FIG. 3.

Genetic deletion of zinc from GTPCH1 impairs its activity and accelerates GTPCH1 degradation and ubiquitination via direct ubiquitin binding. A: Enzyme activity of recombinant GTPCH1 and zinc-deleted GTPCH1 (C141A and C141R). FLAG-tagged WT or C141A or C141R GTPCH1 plasmids were constructed and expressed in HEK293 cells as described in research design and methods. Recombinant WT GTPCH1 or the C141A or C141R mutants were purified by anti-FLAG resin and subjected to activity assay by HPLC. #, n = 3. *P < 0.05 vs. control. B: Effects of ONOO⁻ on GTPCH1 activity of GTPCH1 WT, C141A, or C141R mutant. *P < 0.05 when compared to vehicle-treated WT. C: Representative blots of three independent experiments showing the protein stability of C141R. HEK293 cells were transfected with FLAG-C141R or -GTPCH1 plasmids. Twenty-four hours after transfection, cells were incubated with CHX (100 μg/mL), and, at the indicated times, cells were harvested, lysed, and analyzed for GTPCH1 levels by using an anti-FLAG antibody. In all cases, β-actin levels were measured as a loading control. D: C141R ubiquitination in cultured cells. HEK293 cells were cotransfected with FLAG-tagged WT or C141R GTPCH1, and HA-tagged ubiquitin plasmid or empty vector.
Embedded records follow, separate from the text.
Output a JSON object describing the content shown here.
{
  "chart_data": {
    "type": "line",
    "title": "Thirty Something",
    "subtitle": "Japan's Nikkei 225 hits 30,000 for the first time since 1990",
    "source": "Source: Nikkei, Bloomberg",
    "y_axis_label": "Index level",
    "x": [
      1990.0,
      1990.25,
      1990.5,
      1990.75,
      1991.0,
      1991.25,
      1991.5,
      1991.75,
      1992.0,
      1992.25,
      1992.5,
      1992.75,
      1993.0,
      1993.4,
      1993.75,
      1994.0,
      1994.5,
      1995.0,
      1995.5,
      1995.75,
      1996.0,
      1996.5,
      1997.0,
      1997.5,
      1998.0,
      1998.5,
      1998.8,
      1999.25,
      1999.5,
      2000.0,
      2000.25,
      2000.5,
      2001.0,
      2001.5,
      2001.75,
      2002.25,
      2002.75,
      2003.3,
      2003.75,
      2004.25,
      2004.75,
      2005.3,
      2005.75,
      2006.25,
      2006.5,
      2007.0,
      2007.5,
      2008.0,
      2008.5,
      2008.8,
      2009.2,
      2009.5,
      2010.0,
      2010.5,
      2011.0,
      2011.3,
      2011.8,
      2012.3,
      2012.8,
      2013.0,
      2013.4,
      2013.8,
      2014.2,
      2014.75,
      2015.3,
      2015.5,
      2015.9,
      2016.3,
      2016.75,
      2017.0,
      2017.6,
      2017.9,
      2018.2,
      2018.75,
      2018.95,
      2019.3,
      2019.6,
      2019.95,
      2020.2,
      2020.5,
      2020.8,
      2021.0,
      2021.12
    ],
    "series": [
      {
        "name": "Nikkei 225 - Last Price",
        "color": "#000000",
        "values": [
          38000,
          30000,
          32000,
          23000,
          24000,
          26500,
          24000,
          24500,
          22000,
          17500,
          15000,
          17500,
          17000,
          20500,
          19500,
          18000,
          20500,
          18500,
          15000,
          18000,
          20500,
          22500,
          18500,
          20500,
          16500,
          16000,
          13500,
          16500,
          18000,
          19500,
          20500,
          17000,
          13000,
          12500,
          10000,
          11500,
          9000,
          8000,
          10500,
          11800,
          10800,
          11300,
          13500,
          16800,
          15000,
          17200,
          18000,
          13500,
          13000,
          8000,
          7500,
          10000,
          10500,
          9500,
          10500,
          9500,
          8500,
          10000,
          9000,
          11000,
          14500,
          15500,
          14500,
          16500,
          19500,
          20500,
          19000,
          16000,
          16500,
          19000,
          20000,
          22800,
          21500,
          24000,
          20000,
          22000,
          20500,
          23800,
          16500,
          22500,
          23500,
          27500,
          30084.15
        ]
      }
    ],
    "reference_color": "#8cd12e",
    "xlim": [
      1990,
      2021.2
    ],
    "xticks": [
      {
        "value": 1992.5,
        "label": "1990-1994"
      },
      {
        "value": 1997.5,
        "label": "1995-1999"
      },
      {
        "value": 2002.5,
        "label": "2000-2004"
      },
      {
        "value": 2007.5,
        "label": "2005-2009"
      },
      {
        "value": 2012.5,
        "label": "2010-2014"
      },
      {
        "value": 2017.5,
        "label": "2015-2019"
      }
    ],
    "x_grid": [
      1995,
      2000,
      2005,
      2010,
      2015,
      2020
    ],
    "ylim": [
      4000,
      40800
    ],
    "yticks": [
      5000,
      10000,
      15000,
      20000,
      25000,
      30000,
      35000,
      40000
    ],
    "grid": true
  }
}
Cell lysates were immunoprecipitated by anti-FLAG resin and immunoblotted using the indicated antibodies. E: Effects of C141R ubiquitination in vitro. Purified recombinant GST-GTPCH1 (WT) or GST-C141R proteins were incubated with Ub4. Bound ubiquitin chains were separated by SDS-PAGE and analyzed by immunoblotting. The blot shown is representative of three independent experiments. Data are shown as mean ± SD (n = 3). *P < 0.05 vs. control. NS, not significant; IB, immunoblot; IP, coimmunoprecipitation; Ub, ubiquitin.